Substrait: Cross-Language Serialization for Relational Algebra¶
Project Vision¶
The Substrait project aims to create a well-defined, cross-language specification for data compute operations. The specification declares a set of common operations, defines their semantics, and describes their behavior unambiguously. The project also defines extension points and serialized representations of the specification.
In many ways, the goal of this project is similar to that of the Apache Arrow project. Arrow is focused on a standardized memory representation of columnar data. Substrait is focused on what should be done to data.
Why not use SQL?¶
SQL is a well known language for describing queries against relational data. It is designed to be simple and allow reading and writing by humans. Substrait is not intended as a replacement for SQL and works alongside SQL to provide capabilities that SQL lacks. SQL is not a great fit for systems that actually satisfy the query because it does not provide sufficient detail and is not represented in a format that is easy for processing. Because of this, most modern systems will first translate the SQL query into a query plan, sometimes called the execution plan. There can be multiple levels of a query plan (e.g. physical and logical), a query plan may be split up and distributed across multiple systems, and a query plan often undergoes simplifying or optimizing transformations. The SQL standard does not define the format of the query or execution plan and there is no open format that is supported by a broad set of systems. Substrait was created to provide a standard and open format for these query plans.
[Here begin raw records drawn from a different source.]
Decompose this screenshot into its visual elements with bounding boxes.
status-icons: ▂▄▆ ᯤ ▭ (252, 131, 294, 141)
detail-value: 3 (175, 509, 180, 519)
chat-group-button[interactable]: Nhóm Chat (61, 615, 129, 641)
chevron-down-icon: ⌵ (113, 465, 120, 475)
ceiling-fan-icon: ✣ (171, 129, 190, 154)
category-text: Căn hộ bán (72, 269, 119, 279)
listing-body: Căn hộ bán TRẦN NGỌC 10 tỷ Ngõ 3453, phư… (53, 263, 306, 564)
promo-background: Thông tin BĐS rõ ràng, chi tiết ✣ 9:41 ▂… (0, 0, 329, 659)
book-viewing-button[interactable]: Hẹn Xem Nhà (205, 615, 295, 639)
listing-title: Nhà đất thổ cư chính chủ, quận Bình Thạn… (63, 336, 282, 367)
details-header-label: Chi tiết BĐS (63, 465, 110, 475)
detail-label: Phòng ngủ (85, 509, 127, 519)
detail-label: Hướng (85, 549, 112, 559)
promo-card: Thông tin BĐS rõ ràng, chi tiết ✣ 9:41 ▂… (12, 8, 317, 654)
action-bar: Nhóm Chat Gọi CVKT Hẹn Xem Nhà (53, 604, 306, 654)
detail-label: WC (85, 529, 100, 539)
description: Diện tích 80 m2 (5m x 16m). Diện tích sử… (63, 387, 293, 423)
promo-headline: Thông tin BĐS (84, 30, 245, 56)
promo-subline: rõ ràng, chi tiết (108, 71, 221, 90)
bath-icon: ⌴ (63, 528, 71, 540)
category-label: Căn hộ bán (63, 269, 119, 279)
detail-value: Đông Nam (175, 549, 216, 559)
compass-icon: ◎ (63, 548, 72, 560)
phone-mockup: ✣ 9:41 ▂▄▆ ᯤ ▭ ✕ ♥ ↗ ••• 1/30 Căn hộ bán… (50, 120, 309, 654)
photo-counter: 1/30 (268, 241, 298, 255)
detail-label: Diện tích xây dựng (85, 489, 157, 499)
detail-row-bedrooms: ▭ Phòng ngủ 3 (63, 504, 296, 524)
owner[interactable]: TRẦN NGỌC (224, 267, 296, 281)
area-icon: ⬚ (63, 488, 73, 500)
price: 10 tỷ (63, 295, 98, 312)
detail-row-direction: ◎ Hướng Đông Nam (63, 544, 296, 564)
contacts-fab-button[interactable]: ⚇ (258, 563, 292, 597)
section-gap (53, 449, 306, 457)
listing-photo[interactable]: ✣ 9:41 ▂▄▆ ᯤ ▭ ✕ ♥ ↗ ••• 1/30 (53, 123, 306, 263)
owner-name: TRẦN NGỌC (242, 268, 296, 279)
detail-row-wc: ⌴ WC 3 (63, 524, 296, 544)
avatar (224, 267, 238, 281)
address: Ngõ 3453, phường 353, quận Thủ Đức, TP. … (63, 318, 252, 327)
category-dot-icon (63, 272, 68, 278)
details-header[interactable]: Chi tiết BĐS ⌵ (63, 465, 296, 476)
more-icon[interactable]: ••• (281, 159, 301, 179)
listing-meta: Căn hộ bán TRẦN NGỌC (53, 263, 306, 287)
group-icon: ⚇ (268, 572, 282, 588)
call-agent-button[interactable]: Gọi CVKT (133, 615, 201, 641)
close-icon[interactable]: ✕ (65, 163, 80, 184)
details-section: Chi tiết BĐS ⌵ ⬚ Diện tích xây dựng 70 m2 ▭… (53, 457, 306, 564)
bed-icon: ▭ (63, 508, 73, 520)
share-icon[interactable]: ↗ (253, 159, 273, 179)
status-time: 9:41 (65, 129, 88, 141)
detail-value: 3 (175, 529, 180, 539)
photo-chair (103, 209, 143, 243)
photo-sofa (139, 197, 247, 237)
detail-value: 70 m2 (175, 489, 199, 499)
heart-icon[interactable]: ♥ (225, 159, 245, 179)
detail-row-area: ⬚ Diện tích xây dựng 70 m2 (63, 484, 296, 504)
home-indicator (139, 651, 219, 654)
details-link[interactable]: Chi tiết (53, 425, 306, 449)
Why not just do this within an existing OSS project?¶
A key goal of the Substrait project is to not be coupled to any single existing technology. Trying to get people involved in something can be difficult when it seems to be primarily driven by the opinions and habits of a single community. In many ways, this situation is similar to the early situation with Arrow. The precursor to Arrow was the Apache Drill ValueVectors concepts. As part of creating Arrow, Wes and Jacques recognized the need to create a new community to build a fresh consensus (beyond just what the Apache Drill community wanted). This separation and new independent community was a key ingredient to Arrow’s current success. The needs here are much the same: many separate communities could benefit from Substrait, but each have their own pain points, type systems, development processes and timelines. To help resolve these tensions, one of the approaches proposed in Substrait is to set a bar that at least two of the top four OSS data technologies (Arrow, Spark, Iceberg, Trino) supports something before incorporating it directly into the Substrait specification. (Another goal is to support strong extension points at key locations to avoid this bar being a limiter to broad adoption.)
Related Technologies¶
- Apache Calcite: Many ideas in Substrait are inspired by the Calcite project. Calcite is a great JVM-based SQL query parsing and optimization framework. A key goal of the Substrait project is to expose Calcite capabilities more easily to non-JVM technologies as well as expose query planning operations as microservices.
- Apache Arrow: The Arrow format for data is what the Substrait specification attempts to be for compute expressions. A key goal of Substrait is to enable Substrait producers to execute work within the Arrow Rust and C++ compute kernels.
Why the name Substrait?¶
A strait is a narrow connector of water between two other pieces of water. In analytics, data is often thought of as water. Substrait is focused on instructions related to the data. In other words, what defines or supports the movement of water between one or more larger systems. Thus, the underlayment for the strait connecting different pools of water => sub-strait.